Have been looking for a walk down the Bidan, Songsong, Telor memory lane for ages but could never find anything, so was delighted to find this thread with all the great photos - everything as I remembered it: the pinnace, the turtles, the birds (feathered Mark 1), the indentured Tamil fishing gang from Kerala, the zillions of crabs, the beer. Just hope the VHF did keep working 8-)

(Ron Miel? Not my name - honey rum from the Canaries)

cviclark
26-01-2012, 16:54
Hi
I was there as part of a servicing party from 390MU in 64. I remember the dogs used to catch the snakes on Bidan and the Dragons on Song Song. This is the only reference I have ever seen that the place exists I will dig out some pics and post them. I also did servicing at Butterworth, Sibu, Kapit, Nanga Gaat and China Rock other places nobody has heard of.
Thanks for the pics

PETERTHEEATER
27-01-2012, 05:06
Welcome to AiX cviclark, you must have turned up as I left back to the UK.

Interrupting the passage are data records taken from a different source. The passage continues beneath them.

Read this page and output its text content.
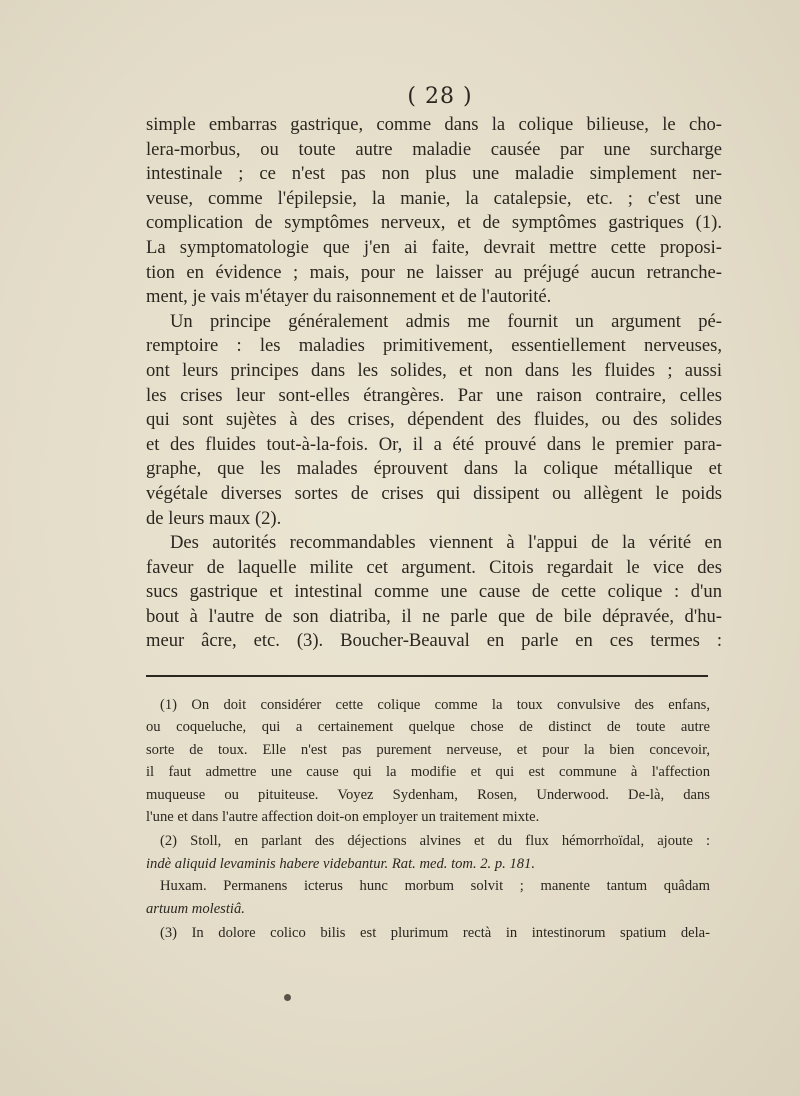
( 28 )

simple embarras gastrique, comme dans la colique bilieuse, le cho-

lera-morbus, ou toute autre maladie causée par une surcharge

intestinale ; ce n'est pas non plus une maladie simplement ner-

veuse, comme l'épilepsie, la manie, la catalepsie, etc. ; c'est une

complication de symptômes nerveux, et de symptômes gastriques (1).

La symptomatologie que j'en ai faite, devrait mettre cette proposi-

tion en évidence ; mais, pour ne laisser au préjugé aucun retranche-

ment, je vais m'étayer du raisonnement et de l'autorité.

Un principe généralement admis me fournit un argument pé-

remptoire : les maladies primitivement, essentiellement nerveuses,

ont leurs principes dans les solides, et non dans les fluides ; aussi

les crises leur sont-elles étrangères. Par une raison contraire, celles

qui sont sujètes à des crises, dépendent des fluides, ou des solides

et des fluides tout-à-la-fois. Or, il a été prouvé dans le premier para-

graphe, que les malades éprouvent dans la colique métallique et

végétale diverses sortes de crises qui dissipent ou allègent le poids

de leurs maux (2).

Des autorités recommandables viennent à l'appui de la vérité en

faveur de laquelle milite cet argument. Citois regardait le vice des

sucs gastrique et intestinal comme une cause de cette colique : d'un

bout à l'autre de son diatriba, il ne parle que de bile dépravée, d'hu-

meur âcre, etc. (3). Boucher-Beauval en parle en ces termes :

(1) On doit considérer cette colique comme la toux convulsive des enfans,

ou coqueluche, qui a certainement quelque chose de distinct de toute autre

sorte de toux. Elle n'est pas purement nerveuse, et pour la bien concevoir,

il faut admettre une cause qui la modifie et qui est commune à l'affection

muqueuse ou pituiteuse. Voyez Sydenham, Rosen, Underwood. De-là, dans

l'une et dans l'autre affection doit-on employer un traitement mixte.

(2) Stoll, en parlant des déjections alvines et du flux hémorrhoïdal, ajoute :

indè aliquid levaminis habere videbantur. Rat. med. tom. 2. p. 181.

Huxam. Permanens icterus hunc morbum solvit ; manente tantum quâdam

artuum molestiâ.

(3) In dolore colico bilis est plurimum rectà in intestinorum spatium dela-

Yes, we had our resident dogs on Bidan. Both Tilor and Song Song had 'dragons (monitor lizards) David Attenborough, the naturalist and a film crew visited us (I think it was in 1963). At there request I and a colleague caught a monitor and it was flown to London for Regents Park Zoo but not until it bit me!

Look forward to seeing any photos that you have of Song Song Range and the Far East.